As for the decor, some original items did survive, like the “ballistic orange” polyester chair covers that just needed a good cleaning. “The seats look like new now,” says Harris. Others—carpets, wallpaper, ashtrays, and coffee mugs, among them—proved possible to find based on countless photos, videos, and documentation from decades ago. “One of the great things about NASA is they have incredible visual documentation,” Harris says. “There is a NASA historian who can tell you down to what button was put in or taken out, and when, and why.”

Image: NASA
There were lucky moments during the effort, like a random call about the control buttons for the consoles, which were proving difficult to re-create. “Our curator got a call from someone who said, ‘Hey, my dad used to work at the factory that made the buttons for the consoles, and I found a whole bag full of them if you need them,’” Harris says. “It was great, because we really did need them.

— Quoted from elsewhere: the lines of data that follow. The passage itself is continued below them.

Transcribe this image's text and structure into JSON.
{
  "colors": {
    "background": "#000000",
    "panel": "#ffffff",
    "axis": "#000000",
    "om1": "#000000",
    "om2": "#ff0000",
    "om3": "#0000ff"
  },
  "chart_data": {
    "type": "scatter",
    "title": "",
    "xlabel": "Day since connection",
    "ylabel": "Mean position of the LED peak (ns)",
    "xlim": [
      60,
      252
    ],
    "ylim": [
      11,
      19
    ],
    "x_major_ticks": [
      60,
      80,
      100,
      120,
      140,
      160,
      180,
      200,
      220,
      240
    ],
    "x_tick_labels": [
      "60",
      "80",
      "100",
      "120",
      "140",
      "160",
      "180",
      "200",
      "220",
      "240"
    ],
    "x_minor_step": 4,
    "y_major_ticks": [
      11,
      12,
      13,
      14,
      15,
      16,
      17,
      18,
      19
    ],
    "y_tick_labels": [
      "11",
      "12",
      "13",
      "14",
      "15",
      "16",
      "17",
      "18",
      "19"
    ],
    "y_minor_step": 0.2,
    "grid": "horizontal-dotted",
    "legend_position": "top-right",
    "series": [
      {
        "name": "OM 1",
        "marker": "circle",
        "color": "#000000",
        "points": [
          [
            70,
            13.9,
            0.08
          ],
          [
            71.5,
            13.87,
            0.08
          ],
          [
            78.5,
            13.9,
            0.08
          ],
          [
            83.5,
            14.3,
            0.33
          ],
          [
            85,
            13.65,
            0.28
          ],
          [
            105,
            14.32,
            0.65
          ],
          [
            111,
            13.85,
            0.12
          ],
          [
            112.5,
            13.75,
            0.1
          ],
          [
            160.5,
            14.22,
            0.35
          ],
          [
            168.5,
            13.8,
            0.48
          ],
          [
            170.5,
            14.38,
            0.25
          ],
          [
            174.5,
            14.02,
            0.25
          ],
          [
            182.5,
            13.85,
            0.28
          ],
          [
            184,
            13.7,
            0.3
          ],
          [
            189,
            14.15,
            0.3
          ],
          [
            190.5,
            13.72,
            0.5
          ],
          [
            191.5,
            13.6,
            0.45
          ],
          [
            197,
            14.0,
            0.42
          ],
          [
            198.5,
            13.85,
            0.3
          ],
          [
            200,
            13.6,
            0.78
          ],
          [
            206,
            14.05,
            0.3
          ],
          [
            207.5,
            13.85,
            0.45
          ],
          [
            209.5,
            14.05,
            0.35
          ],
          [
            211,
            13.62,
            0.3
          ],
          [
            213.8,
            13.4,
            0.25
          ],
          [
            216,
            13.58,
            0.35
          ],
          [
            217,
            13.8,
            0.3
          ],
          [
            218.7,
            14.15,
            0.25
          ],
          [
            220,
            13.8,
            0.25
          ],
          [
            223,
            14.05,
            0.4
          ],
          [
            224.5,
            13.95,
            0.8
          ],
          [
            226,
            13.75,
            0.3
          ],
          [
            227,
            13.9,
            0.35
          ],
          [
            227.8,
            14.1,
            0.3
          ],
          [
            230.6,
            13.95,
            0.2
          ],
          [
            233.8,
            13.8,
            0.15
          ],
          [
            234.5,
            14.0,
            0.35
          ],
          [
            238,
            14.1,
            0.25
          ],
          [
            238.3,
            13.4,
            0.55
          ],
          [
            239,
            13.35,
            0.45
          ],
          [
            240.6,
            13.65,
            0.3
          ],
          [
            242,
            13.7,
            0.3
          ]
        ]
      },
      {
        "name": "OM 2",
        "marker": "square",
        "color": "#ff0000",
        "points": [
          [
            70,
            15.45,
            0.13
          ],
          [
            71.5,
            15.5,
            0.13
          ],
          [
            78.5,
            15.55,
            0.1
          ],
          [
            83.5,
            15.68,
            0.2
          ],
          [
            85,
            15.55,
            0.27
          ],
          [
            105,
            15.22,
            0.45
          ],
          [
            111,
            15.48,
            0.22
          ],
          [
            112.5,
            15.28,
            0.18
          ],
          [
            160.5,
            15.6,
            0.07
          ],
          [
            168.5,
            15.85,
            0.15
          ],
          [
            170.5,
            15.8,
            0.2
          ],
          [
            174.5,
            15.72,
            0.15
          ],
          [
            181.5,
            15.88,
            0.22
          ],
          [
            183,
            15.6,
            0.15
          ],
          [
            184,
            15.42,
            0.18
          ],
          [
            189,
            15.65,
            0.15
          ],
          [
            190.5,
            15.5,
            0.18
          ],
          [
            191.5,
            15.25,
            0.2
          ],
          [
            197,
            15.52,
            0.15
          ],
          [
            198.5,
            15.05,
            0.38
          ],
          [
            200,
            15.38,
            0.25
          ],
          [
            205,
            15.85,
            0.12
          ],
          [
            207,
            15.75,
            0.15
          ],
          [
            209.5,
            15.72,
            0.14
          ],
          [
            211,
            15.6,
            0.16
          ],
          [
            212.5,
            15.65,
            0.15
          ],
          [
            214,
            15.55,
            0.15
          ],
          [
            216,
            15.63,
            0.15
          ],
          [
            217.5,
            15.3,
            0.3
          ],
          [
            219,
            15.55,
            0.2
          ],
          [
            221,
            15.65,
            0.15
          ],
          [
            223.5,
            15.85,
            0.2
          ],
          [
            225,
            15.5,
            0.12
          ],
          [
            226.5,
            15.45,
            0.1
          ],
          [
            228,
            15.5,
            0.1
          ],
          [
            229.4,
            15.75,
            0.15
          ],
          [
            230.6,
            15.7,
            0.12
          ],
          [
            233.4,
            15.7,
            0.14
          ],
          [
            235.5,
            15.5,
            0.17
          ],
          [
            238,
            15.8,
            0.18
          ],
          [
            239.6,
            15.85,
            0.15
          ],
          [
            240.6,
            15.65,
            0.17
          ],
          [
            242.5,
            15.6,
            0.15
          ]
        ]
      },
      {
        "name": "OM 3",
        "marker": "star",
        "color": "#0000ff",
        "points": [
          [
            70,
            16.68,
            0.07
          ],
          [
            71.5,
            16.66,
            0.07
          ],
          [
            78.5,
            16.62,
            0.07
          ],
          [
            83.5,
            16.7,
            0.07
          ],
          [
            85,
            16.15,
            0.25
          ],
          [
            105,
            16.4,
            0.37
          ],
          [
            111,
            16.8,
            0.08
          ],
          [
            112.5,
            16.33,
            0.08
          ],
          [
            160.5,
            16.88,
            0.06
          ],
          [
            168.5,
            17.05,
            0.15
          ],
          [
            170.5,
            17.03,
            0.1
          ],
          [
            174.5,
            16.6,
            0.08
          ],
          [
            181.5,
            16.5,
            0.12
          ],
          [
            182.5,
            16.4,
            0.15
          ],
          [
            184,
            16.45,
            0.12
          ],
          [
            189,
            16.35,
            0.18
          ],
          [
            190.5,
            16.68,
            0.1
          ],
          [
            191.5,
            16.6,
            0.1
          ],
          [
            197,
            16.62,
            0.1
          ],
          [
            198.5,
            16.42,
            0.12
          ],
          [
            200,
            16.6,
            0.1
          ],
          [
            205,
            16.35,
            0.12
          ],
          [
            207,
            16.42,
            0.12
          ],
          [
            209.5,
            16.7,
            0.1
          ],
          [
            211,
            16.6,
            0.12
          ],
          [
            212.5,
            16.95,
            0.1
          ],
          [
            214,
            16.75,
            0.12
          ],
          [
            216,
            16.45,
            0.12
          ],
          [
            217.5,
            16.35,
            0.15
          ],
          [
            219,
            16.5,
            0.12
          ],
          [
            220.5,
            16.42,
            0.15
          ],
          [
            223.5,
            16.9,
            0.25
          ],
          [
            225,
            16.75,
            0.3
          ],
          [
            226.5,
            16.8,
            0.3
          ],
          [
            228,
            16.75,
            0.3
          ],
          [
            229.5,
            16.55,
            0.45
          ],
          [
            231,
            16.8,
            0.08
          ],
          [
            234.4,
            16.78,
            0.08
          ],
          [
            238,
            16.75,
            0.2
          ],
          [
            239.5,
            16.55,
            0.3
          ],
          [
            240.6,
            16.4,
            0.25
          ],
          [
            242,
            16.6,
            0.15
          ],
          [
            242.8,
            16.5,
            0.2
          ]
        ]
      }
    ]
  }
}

People came out of the woodwork from all over the place to give us items from that time that they thought would help.”
In fact, after the team placed a box in the foyer of one of the main NASA buildings, with a simple request that employees return any Apollo-era stuff, no questions asked, they were surprised by just how much memorabilia materialized. “We got a lot of items back this way,” Harris says, “more than you would have expected.”
And so, as of this month, just in time for Apollo 11’s 50th anniversary, the place looks exactly as it did on July 20, 1969, when Neil Armstrong touched down on the moon and the crew pulled out cigars to celebrate. “Stepping into the observation room,” Harris says, “will be just like stepping back in time.”
The newly restored Apollo Mission Control Room will be part of Space Center Houston’s tram tour, included with general admission.